L'homosexualité, « une variation naturelle » de la sexualité, estime également la Société psychiatrique indienne (VIDEO)

L'homosexualité, « une variation naturelle » de la sexualité, estime également la Société psychiatrique indienne (VIDEO)

La Cour suprême du pays examine depuis ce 10 juillet des requêtes pour réviser l’article 377 du code pénal, criminalisant l'homosexualité. Datant de 1861, colonisation britannique, le texte prévoit des peines de prison, jusqu’à la perpétuité.
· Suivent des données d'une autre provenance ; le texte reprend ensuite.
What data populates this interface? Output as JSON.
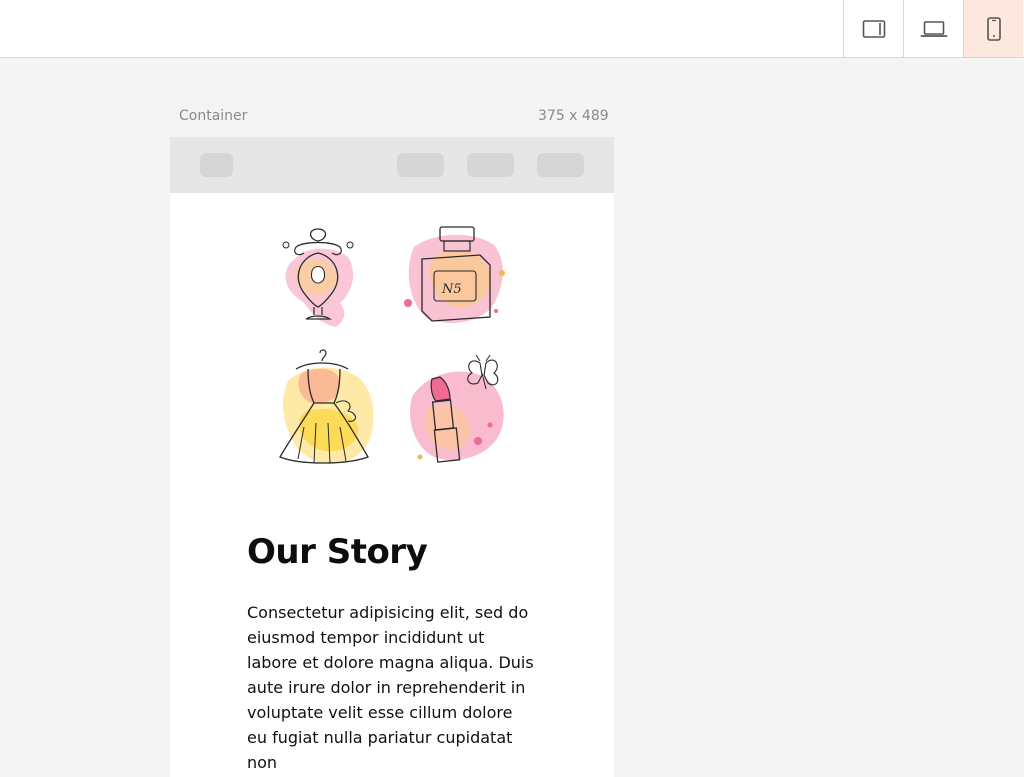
{
  "toolbar": {
    "devices": [
      {
        "name": "tablet",
        "icon": "tablet-icon",
        "active": false
      },
      {
        "name": "laptop",
        "icon": "laptop-icon",
        "active": false
      },
      {
        "name": "mobile",
        "icon": "mobile-icon",
        "active": true
      }
    ],
    "active_color": "#fde8df"
  },
  "canvas": {
    "label": "Container",
    "size": "375 x 489"
  },
  "content": {
    "illustrations": [
      "perfume-bottle-icon",
      "no5-perfume-icon",
      "dress-icon",
      "lipstick-butterfly-icon"
    ],
    "title": "Our Story",
    "body": "Consectetur adipisicing elit, sed do eiusmod tempor incididunt ut labore et dolore magna aliqua. Duis aute irure dolor in reprehenderit in voluptate velit esse cillum dolore eu fugiat nulla pariatur cupidatat non"
  }
}
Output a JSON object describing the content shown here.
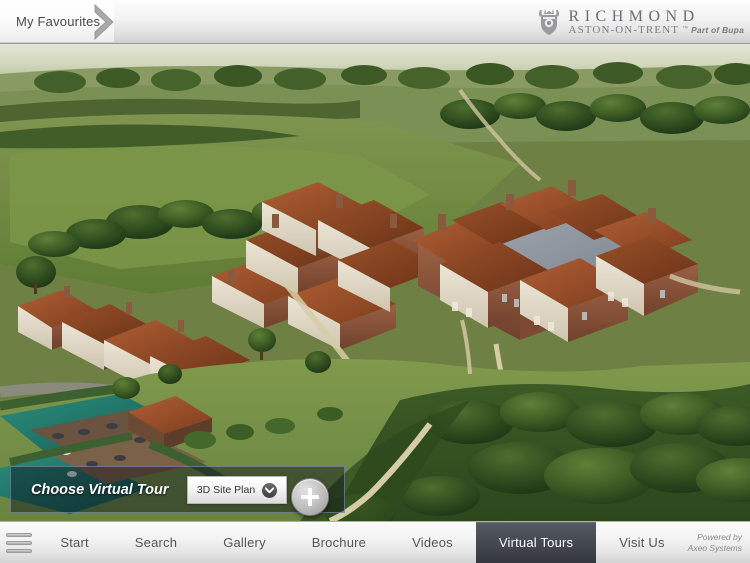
{
  "header": {
    "favourites_label": "My Favourites",
    "favourites_icon": "chevron-right-icon",
    "brand": {
      "crest_icon": "heraldic-crest-icon",
      "name": "RICHMOND",
      "location": "ASTON-ON-TRENT",
      "trademark": "™",
      "affiliation": "Part of Bupa"
    }
  },
  "stage": {
    "alt": "3D aerial site plan render of Richmond Aston-on-Trent retirement village",
    "colors": {
      "sky": "#d8dcc8",
      "grass_light": "#7d9447",
      "grass_mid": "#617f38",
      "grass_dark": "#3d5622",
      "woodland": "#2f4a1e",
      "roof_terracotta": "#a0522d",
      "roof_terracotta_dark": "#7d3e21",
      "wall_brick": "#8d5a42",
      "wall_cream": "#ded6c6",
      "roof_slate": "#8f96a0",
      "path_sand": "#d9cfa8",
      "tarmac": "#8e8c86",
      "water_teal": "#1f7a6d"
    }
  },
  "tour_controls": {
    "label": "Choose Virtual Tour",
    "select": {
      "value": "3D Site Plan",
      "icon": "chevron-down-icon",
      "options": [
        "3D Site Plan"
      ]
    },
    "add_button": {
      "icon": "plus-icon",
      "label": "+"
    }
  },
  "bottom_nav": {
    "menu_icon": "hamburger-menu-icon",
    "items": [
      {
        "label": "Start",
        "active": false
      },
      {
        "label": "Search",
        "active": false
      },
      {
        "label": "Gallery",
        "active": false
      },
      {
        "label": "Brochure",
        "active": false
      },
      {
        "label": "Videos",
        "active": false
      },
      {
        "label": "Virtual Tours",
        "active": true
      },
      {
        "label": "Visit Us",
        "active": false
      }
    ],
    "powered_by_line1": "Powered by",
    "powered_by_line2": "Axeo Systems"
  }
}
La Haute Cour de Delhi l'avait abrogé en 2009, mais la plus haute juridiction a cassé la décision en 2013, estimant qu’il revenait au Parlement de statuer sur la question.

Il s'agit du dernier recours légal. Le gouvernement pourrait lever cette interdiction mais refuse tout changement, craignant de s’aliéner la multitude de groupes religieux qui structurent la société indienne.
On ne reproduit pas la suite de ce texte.